Using Abbyy FineReader Pro for Japanese OCR

[Update: if you save your work in the Finereader-specific format, then changes you make after that point will automatically be saved when you exit the application; this is not clear from the documentation, and while it’s usually what you want, it may lead to unpleasant surprises if you decide to abandon changes made during that session.]

After several days with the free demo, in which I tested it with sources of varying quality and tinkered with the options, I bought a license for FineReader Pro 9.0 (at the competitive upgrade price for anyone who owns any OCR product). I then spent a merry evening working through an album where the liner notes were printed at various angles on a colored, patterned background. Comments follow:

  • Turn off all the auto features when working with Japanese text.
  • In the advanced options, disable all target fonts for font-matching except MS Mincho and Times New Roman. Don’t let it export as MS Gothic; you’ll never find all of the ー/一 errors.
  • Get the cleanest 600-dpi scan you can. This is sufficient for furigana-sized text on a white background.
  • Set the target language to Japanese-only if your source is noisy or you’re sure there’s no random English in the text. Otherwise, it’s safe to leave English turned on.
  • Manually split and deskew pages if the separation isn’t clean in the scan.
  • Adjust the apparent resolution of scans to set the output font size, before you tell it to recognize the text.
  • Manually draw recognition areas if there’s anything unusual about your layout.
  • Rearrange the windows to put the scan and the recognized text side-by-side.
  • Don’t bother with the spell-checker; it offers plausible alternative characters based on shape, but if the correct choice isn’t there, you have to correct it in the main window anyway. Just right-click as you work through the document to see the same data in context.

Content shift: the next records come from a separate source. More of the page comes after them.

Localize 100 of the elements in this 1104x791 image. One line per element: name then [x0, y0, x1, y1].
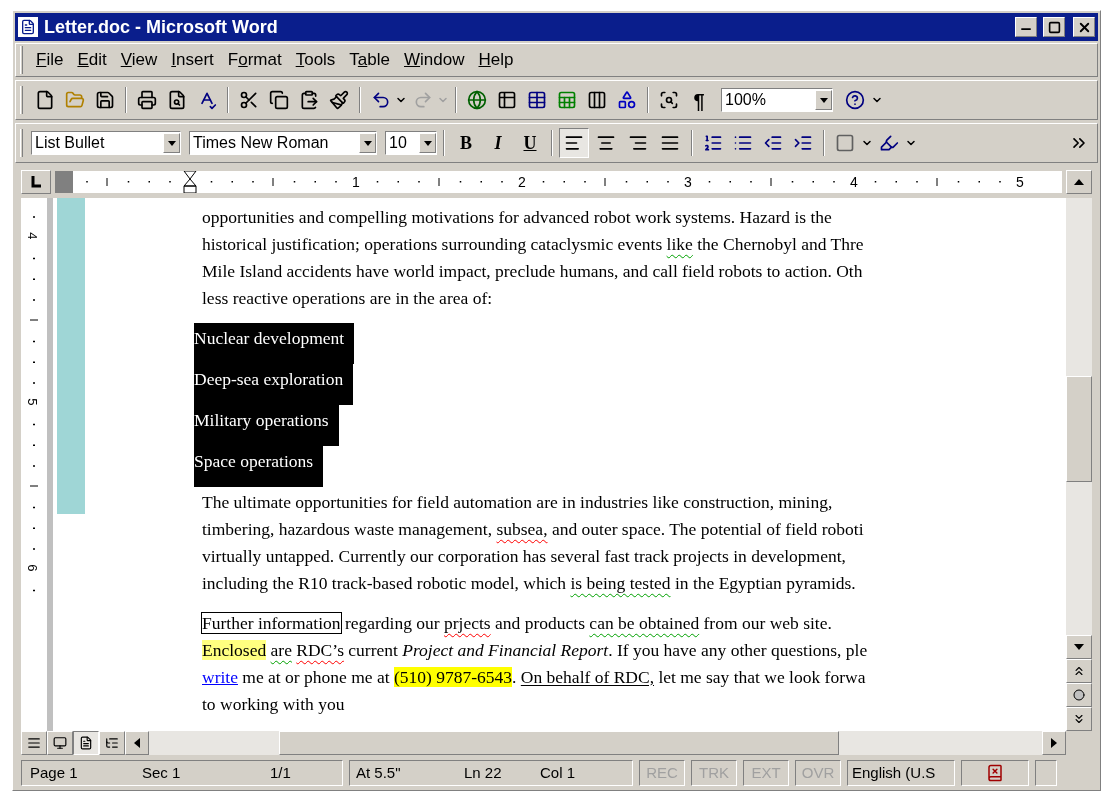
- maximize-icon: [1047, 20, 1061, 34]
- dropdown-arrow-icon[interactable]: [423, 140, 432, 146]
- justify-icon: [660, 133, 680, 153]
- paste-icon[interactable]: [299, 90, 319, 110]
- text-line: to working with you: [202, 693, 345, 716]
- list-item[interactable]: Space operations: [194, 446, 324, 487]
- dropdown-arrow-icon[interactable]: [167, 140, 176, 146]
- cut-icon[interactable]: [239, 90, 259, 110]
- list-item[interactable]: Nuclear development: [194, 323, 355, 364]
- align-right-icon: [628, 133, 648, 153]
- document-icon: [20, 19, 36, 35]
- circle-icon: [1073, 689, 1085, 701]
- list-item[interactable]: Military operations: [194, 405, 339, 446]
- page-number: Page 1: [30, 762, 79, 783]
- outline-view-icon: [105, 736, 119, 750]
- text-line: opportunities and compelling motivations for advanced robot work systems. Hazard is the: [202, 206, 832, 229]
- text-line: Mile Island accidents have world impact, preclude humans, and call field robots to action. Oth: [202, 260, 863, 283]
- vertical-scrollbar[interactable]: [1066, 198, 1092, 731]
- close-button[interactable]: [1073, 17, 1095, 37]
- text-line: virtually untapped. Currently our corporation has several fast track projects in development,: [202, 545, 846, 568]
- tab-stop-icon: [31, 176, 41, 188]
- text-line: write me at or phone me at (510) 9787-6543. On behalf of RDC, let me say that we look forwa: [202, 666, 866, 689]
- page-view-button[interactable]: [73, 731, 99, 755]
- text-line: historical justification; operations surrounding cataclysmic events like the Chernobyl and Thre: [202, 233, 864, 256]
- undo-icon[interactable]: [371, 90, 391, 110]
- maximize-button[interactable]: [1043, 17, 1065, 37]
- normal-view-button[interactable]: [21, 731, 47, 755]
- underline-button[interactable]: U: [515, 129, 545, 157]
- list-item[interactable]: Deep-sea exploration: [194, 364, 354, 405]
- insert-table-icon[interactable]: [527, 90, 547, 110]
- position-at: At 5.5": [356, 762, 402, 783]
- bulleted-list-icon[interactable]: [733, 133, 753, 153]
- web-view-icon: [53, 736, 67, 750]
- horizontal-scrollbar[interactable]: [125, 731, 1066, 755]
- decrease-indent-icon[interactable]: [763, 133, 783, 153]
- web-view-button[interactable]: [47, 731, 73, 755]
- increase-indent-icon[interactable]: [793, 133, 813, 153]
- line-number: Ln 22: [464, 762, 503, 783]
- save-icon[interactable]: [95, 90, 115, 110]
- page-view-icon: [79, 736, 93, 750]
- borders-icon[interactable]: [835, 133, 855, 153]
- align-left-button[interactable]: [559, 128, 589, 158]
- menu-item[interactable]: Insert: [164, 47, 221, 73]
- email-link[interactable]: write: [202, 667, 238, 687]
- scroll-up-button[interactable]: [1066, 170, 1092, 194]
- menu-item[interactable]: Help: [471, 47, 521, 73]
- text-line: Enclosed are RDC’s current Project and Financial Report. If you have any other questions, ple: [202, 639, 868, 662]
- scroll-thumb[interactable]: [279, 731, 839, 755]
- dropdown-arrow-icon[interactable]: [819, 97, 828, 103]
- font-dropdown[interactable]: Times New Roman: [189, 131, 377, 155]
- bold-button[interactable]: B: [451, 129, 481, 157]
- language-indicator: English (U.S: [847, 760, 955, 786]
- normal-view-icon: [27, 736, 41, 750]
- window-title: Letter.doc - Microsoft Word: [44, 15, 279, 39]
- scroll-left-button[interactable]: [125, 731, 149, 755]
- tab-selector[interactable]: [21, 170, 51, 194]
- zoom-dropdown[interactable]: 100%: [721, 88, 833, 112]
- section-number: Sec 1: [142, 762, 182, 783]
- new-document-icon[interactable]: [35, 90, 55, 110]
- highlighter-icon[interactable]: [879, 133, 899, 153]
- drawing-icon[interactable]: [617, 90, 637, 110]
- print-preview-icon[interactable]: [167, 90, 187, 110]
- down-arrow-icon[interactable]: [1074, 644, 1084, 650]
- scroll-right-button[interactable]: [1042, 731, 1066, 755]
- next-page-button[interactable]: [1066, 707, 1092, 731]
- columns-icon[interactable]: [587, 90, 607, 110]
- previous-page-button[interactable]: [1066, 659, 1092, 683]
- globe-icon[interactable]: [467, 90, 487, 110]
- spelling-status-icon[interactable]: [986, 764, 1004, 782]
- up-arrow-icon[interactable]: [1074, 179, 1084, 185]
- print-icon[interactable]: [137, 90, 157, 110]
- italic-button[interactable]: I: [483, 129, 513, 157]
- format-painter-icon[interactable]: [329, 90, 349, 110]
- help-icon[interactable]: [845, 90, 865, 110]
- dropdown-arrow-icon[interactable]: [363, 140, 372, 146]
- show-hide-button[interactable]: ¶: [685, 86, 713, 114]
- minimize-button[interactable]: [1015, 17, 1037, 37]
- menu-item[interactable]: View: [113, 47, 165, 73]
- numbered-list-icon[interactable]: [703, 133, 723, 153]
- menu-item[interactable]: Format: [220, 47, 289, 73]
- text-line: including the R10 track-based robotic model, which is being tested in the Egyptian pyramids.: [202, 572, 856, 595]
- menu-item[interactable]: Window: [397, 47, 472, 73]
- spreadsheet-icon[interactable]: [557, 90, 577, 110]
- right-arrow-icon[interactable]: [1051, 738, 1057, 748]
- double-up-arrow-icon: [1072, 664, 1086, 678]
- menu-item[interactable]: Tools: [288, 47, 343, 73]
- text-line: timbering, hazardous waste management, subsea, and outer space. The potential of field roboti: [202, 518, 864, 541]
- menu-item[interactable]: Edit: [70, 47, 114, 73]
- copy-icon[interactable]: [269, 90, 289, 110]
- font-size-dropdown[interactable]: 10: [385, 131, 437, 155]
- outline-view-button[interactable]: [99, 731, 125, 755]
- text-line: less reactive operations are in the area of:: [202, 287, 493, 310]
- menu-item[interactable]: File: [29, 47, 71, 73]
- left-arrow-icon[interactable]: [134, 738, 140, 748]
- scroll-thumb[interactable]: [1066, 376, 1092, 482]
- style-dropdown[interactable]: List Bullet: [31, 131, 181, 155]
- menu-item[interactable]: Table: [342, 47, 397, 73]
- indent-marker-icon[interactable]: [183, 171, 197, 193]
- scroll-down-button[interactable]: [1066, 635, 1092, 659]
- browse-object-button[interactable]: [1066, 683, 1092, 707]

  • You can explicitly save in a FineReader-specific format that preserves the entire state of your work, but it creates a new bundle each time, and it won’t overwrite an existing one with the same name. This makes it very annoying when you want to simply save your progress as you work through a long document; each new save includes a complete copy of the scans, which adds up fast.
  • If you figure out how to get it stop deleting every full-width kanji whitespace character, let me know; it’s damned annoying when you’re trying to preserve the layout of a song.

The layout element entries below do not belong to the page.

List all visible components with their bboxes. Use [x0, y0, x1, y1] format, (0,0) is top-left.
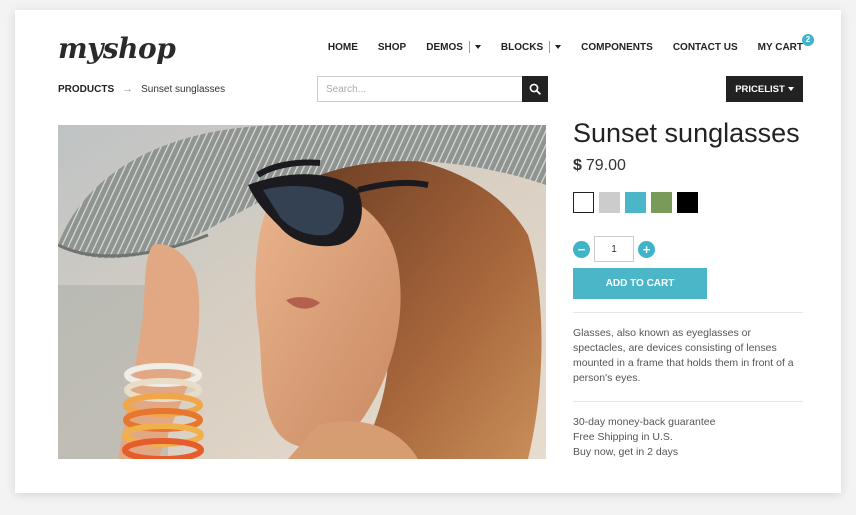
nav-blocks[interactable]: BLOCKS [500, 41, 562, 53]
product-photo [58, 125, 546, 459]
pricelist-label: PRICELIST [735, 83, 785, 95]
nav-shop-label: SHOP [377, 41, 407, 53]
perk-item: 30-day money-back guarantee [573, 416, 716, 428]
color-swatches [573, 192, 703, 213]
divider [573, 312, 803, 313]
caret-down-icon[interactable] [474, 45, 481, 49]
arrow-right-icon: → [122, 83, 134, 95]
price-currency: $ [573, 157, 582, 174]
nav-demos[interactable]: DEMOS [426, 41, 481, 53]
perk-item: Free Shipping in U.S. [573, 431, 673, 443]
nav-contact[interactable]: CONTACT US [673, 42, 738, 53]
product-perks: 30-day money-back guarantee Free Shippin… [573, 415, 715, 460]
search-icon [529, 83, 541, 95]
brand-logo[interactable]: myshop [58, 32, 176, 65]
breadcrumb-current: Sunset sunglasses [141, 83, 226, 95]
quantity-input[interactable] [594, 236, 634, 262]
product-price: $79.00 [573, 157, 626, 175]
color-swatch-green[interactable] [651, 192, 672, 213]
plus-icon[interactable]: + [638, 240, 655, 258]
breadcrumb-products-link[interactable]: PRODUCTS [58, 84, 114, 95]
cart-count-badge: 2 [802, 33, 814, 46]
nav-separator [549, 41, 551, 53]
minus-icon[interactable]: − [573, 240, 590, 258]
breadcrumb: PRODUCTS → Sunset sunglasses [58, 83, 225, 95]
search-button[interactable] [522, 76, 548, 102]
nav-home-label: HOME [327, 41, 358, 53]
app-window: myshop HOME SHOP DEMOS BLOCKS COMPONENTS… [15, 10, 841, 493]
search-bar [317, 76, 548, 102]
caret-down-icon [787, 87, 794, 91]
quantity-stepper: − + [573, 236, 655, 262]
nav-demos-label: DEMOS [426, 41, 463, 53]
nav-contact-label: CONTACT US [672, 41, 738, 53]
nav-components[interactable]: COMPONENTS [581, 42, 653, 53]
nav-separator [468, 41, 470, 53]
nav-my-cart[interactable]: MY CART 2 [757, 33, 814, 53]
product-description: Glasses, also known as eyeglasses or spe… [573, 327, 794, 384]
nav-blocks-label: BLOCKS [500, 41, 544, 53]
nav-components-label: COMPONENTS [581, 41, 653, 53]
price-amount: 79.00 [585, 157, 626, 174]
color-swatch-gray[interactable] [599, 192, 620, 213]
divider [573, 401, 803, 402]
color-swatch-teal[interactable] [625, 192, 646, 213]
pricelist-dropdown[interactable]: PRICELIST [726, 76, 803, 102]
add-to-cart-button[interactable]: ADD TO CART [573, 268, 707, 299]
search-input[interactable] [318, 77, 522, 101]
color-swatch-black[interactable] [677, 192, 698, 213]
perk-item: Buy now, get in 2 days [573, 446, 679, 458]
nav-cart-label: MY CART [757, 41, 803, 53]
caret-down-icon[interactable] [555, 45, 562, 49]
product-title: Sunset sunglasses [573, 118, 800, 148]
nav-home[interactable]: HOME [328, 42, 358, 53]
nav-shop[interactable]: SHOP [378, 42, 406, 53]
color-swatch-white[interactable] [573, 192, 594, 213]
product-image [58, 125, 546, 459]
main-nav: HOME SHOP DEMOS BLOCKS COMPONENTS CONTAC… [308, 33, 814, 53]
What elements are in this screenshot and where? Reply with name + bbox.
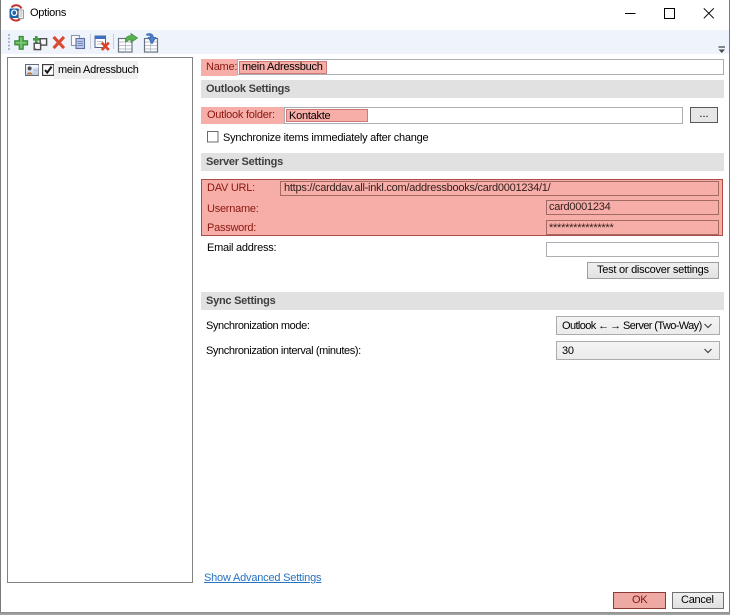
svg-text:O: O	[11, 8, 18, 18]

  • Once you’ve told it to recognize the text, search the entire document for these common errors:
    • っ interpreted as つ and vice-versa
    • ー interpreted as 一 and vice-versa; check all other nearby katakana for “small-x as x” errrors while you’re at it
    • 日 interpreted as 曰
    • Any English-style punctuation other than “!”, “:”, “…”, or “?”; most likely, they should be the katakana center-dot, but it might have torn a character apart into random fragments (rare, unless your background is noisy).
    • The digits 0-9; if your source is noisy, random kanji and kana can be interpreted as digits, even when English recognition is disabled.
  • Delete any furigana it happens to recognize, unless you’re exporting to PDF; it just makes a mess in Word.
  • In general, export to Word as Formatted Text, with the “Keep line breaks” and “Highlight uncertain characters” options turned on.
  • If your text is on a halftoned background and you’re getting a lot of errors, load up the scan in Photoshop, use the Strong Contrast setting in Curves, then try out the various settings under Black & White until you find one that gets rid of most of the remaining halftone dots (I had good luck with Neutral Density). After that, you can Despeckle to get rid of most of the remaining noise, and use Curves again to force the text to a solid black.